Die entscheidenden Minuten des Kampfes

Runde 9

Da kommt das Stahlhämmerchen zum Vorschein: Fury tänzelt zwar noch viel, die Faust von Klitschko hat er trotzdem im Gesicht. Doch gleich in der nächsten Aktion ist wieder der Engländer erfolgreich. Den Wumms hat er gut eingesteckt.

Runde 10

Wird der Riese aus Manchester hier tatsächlich zum Weltmeister? Er schwingt noch immer gefährlich durch die Gegend, wechselt mal aufs linke, mal aufs rechte Bein. Klitschko passt akribisch auf - zu eigenen Attacken kommt er aber kaum. Die mitgereisten britischen Fans sind plötzlich laut zu hören - der Rest ist noch mit der Verdauung beschäftigt.

Runde 11

Plötzlich wird Fury zum Duckboxer: Er legt sich immer wieder nach vorne, das macht das Kämpfen für Klitschko nicht leichter. Dann teilt Fury ein paar Schläge aus, die landen aber nur an Klitschkos Armen. Der Ukrainer trifft zweimal hintereinander, dann versetzt ihm Fury schon wieder Hinterkopfschläge - ein Punktabzug scheint ihm sicher.

Runde 12

Ein riesiger Erfolg für jeden Boxer: Gegen Klitschko in die zwölfte Runde zu kommen. Und Fury dominiert Kitschko auch noch: Er teilt kräftig aus, Klitschko gerät immer mehr in Bedrängnis. Er braucht ein K.o. - und trifft seinen Kontrahenten in der Mitte der Runde empfindlich, Klitschkos härtester Schlag des Abends. Beide taumeln nun mehr durch den Ring, Klitschko hat noch ein paar Körner mehr: Er attackiert, kommt aber nicht entscheidend durch - das war es mit seiner Siegesserie.

Nach dem Kampf

Beide Boxer reißen die Arme in die Höhe, als die Ringglocke schrillt. Klitschko allerdings so angeschlagen wie seit Jahren nicht mehr. Es wird ganz still im Klitschko-Lager. Und dann die Verkündung: Tyson Fury heißt der neue Weltmeister! Ein wildes Hüpfen auf der Seite der Briten, Klitschko schluckt und guckt betreten. Sein Titel ist damit futsch. Fury darf ans Mikro, er kommt gleich wieder auf den Allmächtigen im Himmel zu sprechen, dann bricht ihm auch schon die Stimme weg - mit seinem Sieg hat er wohl selber nicht gerechnet. Dann fängt er auch noch an zu singen. "I don't want to close my eyes" schmettert er für seine Frau im Ring.

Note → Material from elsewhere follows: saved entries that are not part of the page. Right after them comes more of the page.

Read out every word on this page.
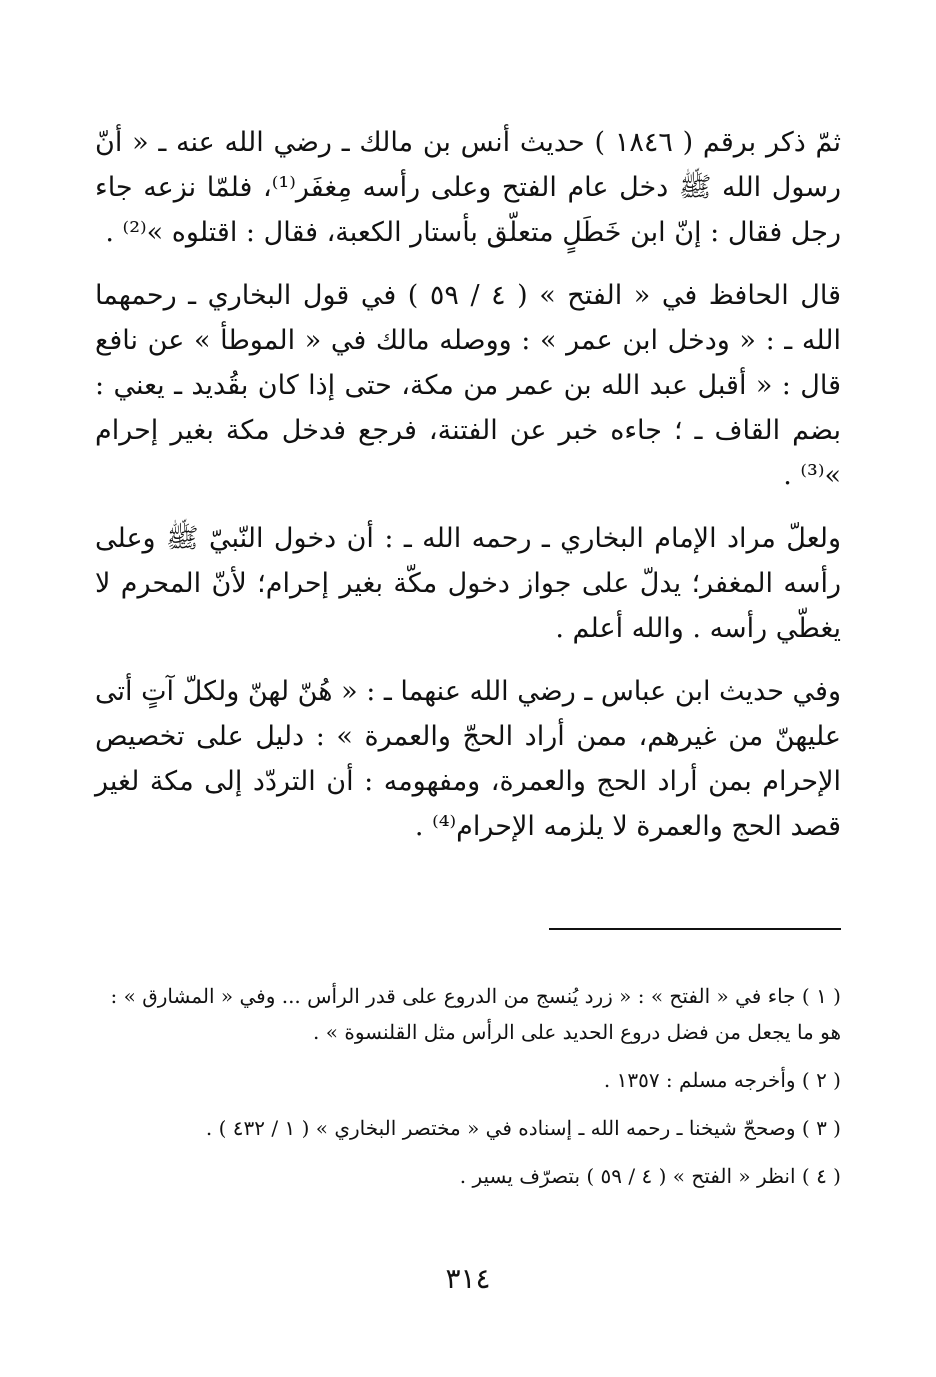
ثمّ ذكر برقم ( ١٨٤٦ ) حديث أنس بن مالك ـ رضي الله عنه ـ « أنّ رسول الله ﷺ دخل عام الفتح وعلى رأسه مِغفَر⁽¹⁾، فلمّا نزعه جاء رجل فقال : إنّ ابن خَطَلٍ متعلّق بأستار الكعبة، فقال : اقتلوه »⁽²⁾ .

قال الحافظ في « الفتح » ( ٤ / ٥٩ ) في قول البخاري ـ رحمهما الله ـ : « ودخل ابن عمر » : ووصله مالك في « الموطأ » عن نافع قال : « أقبل عبد الله بن عمر من مكة، حتى إذا كان بقُديد ـ يعني : بضم القاف ـ ؛ جاءه خبر عن الفتنة، فرجع فدخل مكة بغير إحرام »⁽³⁾ .

ولعلّ مراد الإمام البخاري ـ رحمه الله ـ : أن دخول النّبيّ ﷺ وعلى رأسه المغفر؛ يدلّ على جواز دخول مكّة بغير إحرام؛ لأنّ المحرم لا يغطّي رأسه . والله أعلم .

وفي حديث ابن عباس ـ رضي الله عنهما ـ : « هُنّ لهنّ ولكلّ آتٍ أتى عليهنّ من غيرهم، ممن أراد الحجّ والعمرة » : دليل على تخصيص الإحرام بمن أراد الحج والعمرة، ومفهومه : أن التردّد إلى مكة لغير قصد الحج والعمرة لا يلزمه الإحرام⁽⁴⁾ .

( ١ ) جاء في « الفتح » : « زرد يُنسج من الدروع على قدر الرأس ... وفي « المشارق » : هو ما يجعل من فضل دروع الحديد على الرأس مثل القلنسوة » .

( ٢ ) وأخرجه مسلم : ١٣٥٧ .

( ٣ ) وصححّ شيخنا ـ رحمه الله ـ إسناده في « مختصر البخاري » ( ١ / ٤٣٢ ) .

( ٤ ) انظر « الفتح » ( ٤ / ٥٩ ) بتصرّف يسير .

٣١٤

Dann darf auch Klitschko ans Mikro. "Tyson war sehr überlegt und schnell, er hat das Beste gegeben", sagt Klitschko. "Die Schnelligkeit hat mir gefehlt", gibt er zu. Doch ein Altersproblem? "Ich habe gewusst, dass ich hinten liege", sagt Klitschko, aber er habe nicht mehr geben können. Eine niederschmetternde Erkenntnis.

Fazit: Klitschko wollte eine Herausforderung, Klitschko bekam eine - und verlor seine Titel der Verbände WBA, WBO und IBF. Ob er gegen einen Mann wie Tyson Fury seinen letzten Kampf bestrittenen hat? Das wird Klitschko wohl erst noch herausfinden müssen, in einer ersten Reaktion bejahte er die Frage nach einem Rückkampf, das "auf jeden Fall" kam allerdings eher leise daher. Fest steht: Gelee kann doch Weltmeister werden.